Dia terluka di sekujur tubuh. Semua tentakel dan anggota tubuhnya patah dan sisi kiri kepalanya bahkan lenyap. Namun, dia tetap mendongak dan menatap Garen yang ada di langit.
“Kamu tidak bisa membunuhku! Hahaha … !!” Zhi Jinqin tertawa gila-gilaan.
Garen mengerutkan kening saat dia bergegas turun dan melakukan pemotongan seperempat dengan beberapa potong dengan pedangnya.
Meskipun anggota tubuh dan kepala Zhi Jinqin benar-benar dipotong dari tubuhnya, separuh kepalanya masih tertawa seperti orang gila.
“Tidak ada gunanya. Ayah menghabiskan waktu puluhan tahun untuk mencoba dan membunuhku dengan berbagai metode tetapi tidak berhasil. Apakah kamu benar-benar berpikir kamu dapat membunuhku dengan teknikmu?”
Kata-katanya tidak lagi bisa dimengerti tapi dia masih tertawa gila.
“Ada yang salah.” Garen mencoba merasakan fluktuasi Energi Jiwa Zhi Jinqin. Tidak ada.
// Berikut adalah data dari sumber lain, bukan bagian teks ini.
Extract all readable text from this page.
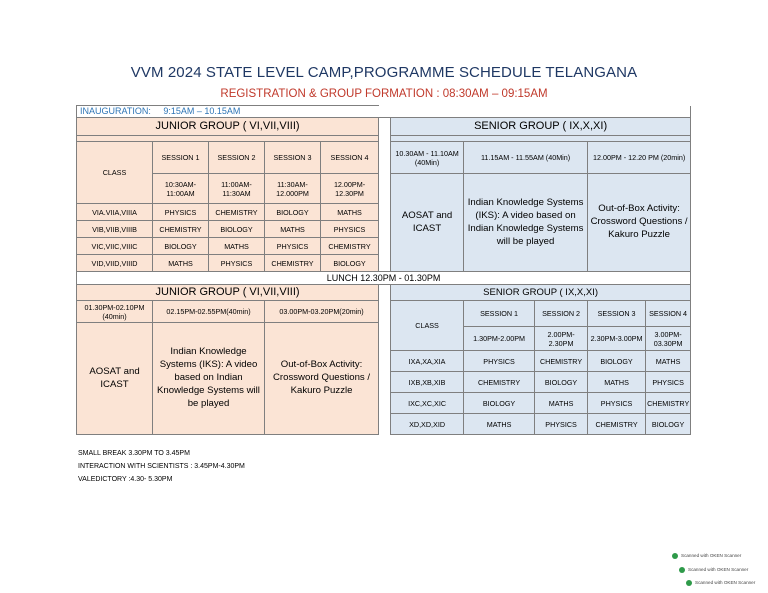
VVM 2024 STATE LEVEL CAMP,PROGRAMME SCHEDULE TELANGANA
REGISTRATION & GROUP FORMATION : 08:30AM – 09:15AM
INAUGURATION: 9:15AM – 10.15AM										
JUNIOR GROUP ( VI,VII,VIII)						SENIOR GROUP ( IX,X,XI)				

CLASS	SESSION 1	SESSION 2	SESSION 3	SESSION 4		10.30AM - 11.10AM (40Min)	11.15AM - 11.55AM (40Min)		12.00PM - 12.20 PM (20min)	
	10:30AM-11:00AM	11:00AM-11:30AM	11:30AM-12.000PM	12.00PM-12.30PM		AOSAT and ICAST	Indian Knowledge Systems (IKS): A video based on Indian Knowledge Systems will be played		Out-of-Box Activity: Crossword Questions / Kakuro Puzzle	
VIA.VIIA,VIIIA	PHYSICS	CHEMISTRY	BIOLOGY	MATHS						
VIB,VIIB,VIIIB	CHEMISTRY	BIOLOGY	MATHS	PHYSICS						
VIC,VIIC,VIIIC	BIOLOGY	MATHS	PHYSICS	CHEMISTRY						
VID,VIID,VIIID	MATHS	PHYSICS	CHEMISTRY	BIOLOGY						
LUNCH 12.30PM - 01.30PM										
JUNIOR GROUP ( VI,VII,VIII)						SENIOR GROUP ( IX,X,XI)				
01.30PM-02.10PM (40min)	02.15PM-02.55PM(40min)		03.00PM-03.20PM(20min)			CLASS	SESSION 1	SESSION 2	SESSION 3	SESSION 4
AOSAT and ICAST	Indian Knowledge Systems (IKS): A video based on Indian Knowledge Systems will be played		Out-of-Box Activity: Crossword Questions / Kakuro Puzzle							
							1.30PM-2.00PM	2.00PM-2.30PM	2.30PM-3.00PM	3.00PM-03.30PM
						IXA,XA,XIA	PHYSICS	CHEMISTRY	BIOLOGY	MATHS
						IXB,XB,XIB	CHEMISTRY	BIOLOGY	MATHS	PHYSICS
						IXC,XC,XIC	BIOLOGY	MATHS	PHYSICS	CHEMISTRY
						XD,XD,XID	MATHS	PHYSICS	CHEMISTRY	BIOLOGY
SMALL BREAK 3.30PM TO 3.45PM
INTERACTION WITH SCIENTISTS : 3.45PM-4.30PM
VALEDICTORY :4.30- 5.30PM
Scanned with OKEN Scanner
Scanned with OKEN Scanner
Scanned with OKEN Scanner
Dia sama sekali tidak memancarkan Energi Jiwa.
The Energy Machine Imprint dianalisis.
Dia tidak percaya bahwa tidak ada yang tidak bisa dibunuh di dunia manapun, karena keabadian hanyalah istilah subjektif.
Zhi Jinqin mengambil kesempatan untuk menyerang ketika dia lengah. Dia naik ke langit saat seluruh tubuhnya meledak, berubah menjadi cairan kental berwarna kuning kehijauan saat berkumpul bersama dalam sebuah bola.
Cairan bulat kental menyusut sebelum dengan cepat mengembang seperti balon. Itu menjadi lebih besar dan tebal seolah-olah seseorang menggembungkannya dari dalam. Diameternya dengan cepat berubah dari sepuluh meter menjadi puluhan meter, seratus meter dan akhirnya beberapa ratus meter !!!
Bola cairan kental telah berubah menjadi balon coklat abu-abu besar dalam waktu singkat.
Wajah dongeng besar yang mirip dengan McDonald’s muncul di permukaan bola, ia membuka mulutnya saat mencoba menelan Garen.
Berdiri di tempat tidur dasar laut, Garen mengangkat kepalanya melihat monster balon yang tampak aneh yang mengejarnya.
“Perjuangan yang sia-sia.”
Wajahnya tenang saat dia menebas dengan pedangnya hanya dengan satu tangannya.
Bangku gereja!
Jejak pedang yang membentang beberapa ratus meter ditembakkan, mengiris wajah besar dari depan ke belakang seolah-olah wajah besar itu hanyalah cairan dan gas.
Saat itulah Garen mengarahkan pandangannya ke Ring of Energy Field transparan di belakang balon besar itu.
“Itu adalah …” Dia menyipitkan mata. ‘Quartered’ adalah hukuman mati yang kejam di Tiongkok kuno di mana anggota tubuh dan kepala seseorang tercabik-cabik oleh lima kuda yang berlari ke arah yang berbeda. Namun, dalam situasi ini, Garen menggambarkan pemotongan kepala dan anggota tubuhnya dari tubuhnya.